O Tribunal de origem também consignou que havia previsão contratual
para o aumento do limite de cobertura para a guarda de veículos, bem como a
possibilidade de interpretações diversas sobre o cálculo de sinistralidade para que o
aderente exercesse a opção de endosso. Confiram-se trechos do julgado (fls. 488-
489, destaquei):
A discussão cinge precipuamente à análise da Cláusula de Opção de
Aumento de Limite de Guarda de Veículos, qual seja, a Cláusula nº 33 do
Contrato de Seguro de Responsabilidade Civil celebrado entre as partes:
(...)
Com efeito, a cláusula propõe de forma cristalina que o Cálculo para apuração
da sinistralidade é realizado a partir da divisão dos sinistros liquidados sobre o
prêmio líquido. Dessa forma, a Cláusula de Opção de aumento de limite de guarda
de veículo concede o direito de a parte aderente (segurada) exercer a opção de
endosso quando a relação Sinistros Liquidados por Prêmio Líquido é inferior a 70%.

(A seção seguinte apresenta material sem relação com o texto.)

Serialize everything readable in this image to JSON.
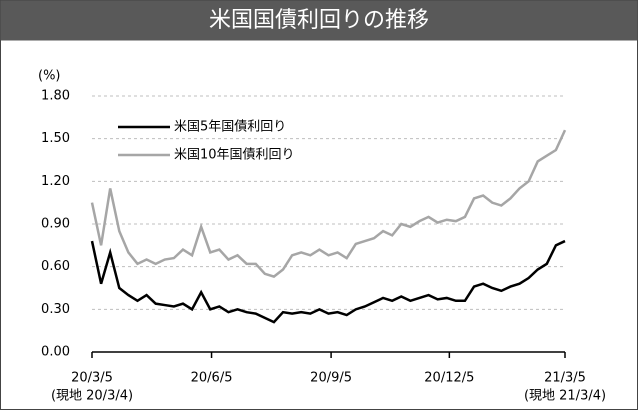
{
  "chart_data": {
    "type": "line",
    "title": "米国国債利回りの推移",
    "y_label": "(%)",
    "x": [
      0,
      7,
      14,
      21,
      28,
      35,
      42,
      49,
      56,
      63,
      70,
      77,
      84,
      91,
      98,
      105,
      112,
      119,
      126,
      133,
      140,
      147,
      154,
      161,
      168,
      175,
      182,
      189,
      196,
      203,
      210,
      217,
      224,
      231,
      238,
      245,
      252,
      259,
      266,
      273,
      280,
      287,
      294,
      301,
      308,
      315,
      322,
      329,
      336,
      343,
      350,
      357,
      364
    ],
    "series": [
      {
        "name": "米国5年国債利回り",
        "color": "#000000",
        "values": [
          0.78,
          0.48,
          0.7,
          0.45,
          0.4,
          0.36,
          0.4,
          0.34,
          0.33,
          0.32,
          0.34,
          0.3,
          0.42,
          0.3,
          0.32,
          0.28,
          0.3,
          0.28,
          0.27,
          0.24,
          0.21,
          0.28,
          0.27,
          0.28,
          0.27,
          0.3,
          0.27,
          0.28,
          0.26,
          0.3,
          0.32,
          0.35,
          0.38,
          0.36,
          0.39,
          0.36,
          0.38,
          0.4,
          0.37,
          0.38,
          0.36,
          0.36,
          0.46,
          0.48,
          0.45,
          0.43,
          0.46,
          0.48,
          0.52,
          0.58,
          0.62,
          0.75,
          0.78
        ]
      },
      {
        "name": "米国10年国債利回り",
        "color": "#a6a6a6",
        "values": [
          1.05,
          0.75,
          1.15,
          0.85,
          0.7,
          0.62,
          0.65,
          0.62,
          0.65,
          0.66,
          0.72,
          0.68,
          0.88,
          0.7,
          0.72,
          0.65,
          0.68,
          0.62,
          0.62,
          0.55,
          0.53,
          0.58,
          0.68,
          0.7,
          0.68,
          0.72,
          0.68,
          0.7,
          0.66,
          0.76,
          0.78,
          0.8,
          0.85,
          0.82,
          0.9,
          0.88,
          0.92,
          0.95,
          0.91,
          0.93,
          0.92,
          0.95,
          1.08,
          1.1,
          1.05,
          1.03,
          1.08,
          1.15,
          1.2,
          1.34,
          1.38,
          1.42,
          1.56
        ]
      }
    ],
    "xlim": [
      0,
      364
    ],
    "xticks": [
      {
        "value": 0,
        "label": "20/3/5"
      },
      {
        "value": 92,
        "label": "20/6/5"
      },
      {
        "value": 184,
        "label": "20/9/5"
      },
      {
        "value": 275,
        "label": "20/12/5"
      },
      {
        "value": 364,
        "label": "21/3/5"
      }
    ],
    "x_sublabels": [
      "(現地 20/3/4)",
      "(現地 21/3/4)"
    ],
    "ylim": [
      0,
      1.8
    ],
    "yticks": [
      {
        "value": 0,
        "label": "0.00"
      },
      {
        "value": 0.3,
        "label": "0.30"
      },
      {
        "value": 0.6,
        "label": "0.60"
      },
      {
        "value": 0.9,
        "label": "0.90"
      },
      {
        "value": 1.2,
        "label": "1.20"
      },
      {
        "value": 1.5,
        "label": "1.50"
      },
      {
        "value": 1.8,
        "label": "1.80"
      }
    ],
    "grid": true
  }
}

O contrato não dispõe que os sinistros em liquidação adentram ao cálculo da
sinistralidade, devendo, portanto, ser considerado, em sede de cognição sumária, tão
somente os sinistros efetivamente liquidados.
(...)
Outrossim, a despeito de a agravante defender seu direito de negar eventual
solicitação de emissão de endosso à apólice securitária para alterações do conteúdo
contratual (aludindo ao disposto na Cláusula 10.11 das Condições Gerais do
Seguro), em sede de cognição sumária, vislumbra-se que houve estipulação de
cláusula específica (Cláusula 33) que concede direito à parte segurada exercer a
opção de alteração de parte do conteúdo contratual securitário (aumento de
limite de guarda de veículos) mediante enquadramento em requisitos formais
(percentual de sinistralidade abaixo de 70% à época da solicitação do endosso),
restando facultado tão somente à parte segurada exercer ou não a opção quando
preenchidas as premissas estipuladas.
Noutro quadrante, tendo em conta a atividade empresarial da empresa
segurada, observa ainda ser notável eventual prejudicialidade em remanescer sem
cobertura securitária para fins de desenvolvimento de sua atividade produtiva, o que
implica no reconhecimento no perigo de dano, aludido no disposto no art. 300 do
Código de Processo Civil. Por derradeiro, não se verifica irreversibilidade da medida
que eventualmente impedirá a revogação da tutela ora concedida, nos termos do art.
300, §3º, do CPC.
Nesse cenário, rever as conclusões do acórdão acerca do cumprimento
ou não dos requisitos essenciais à concessão de tutela de urgência demandaria
necessário reexame do contrato de seguro e do conjunto fático-probatório dos
autos, o que é vedado pelas Súmulas n. 5 e 7 do STJ. Nesse sentido:
Confirma a exclusão?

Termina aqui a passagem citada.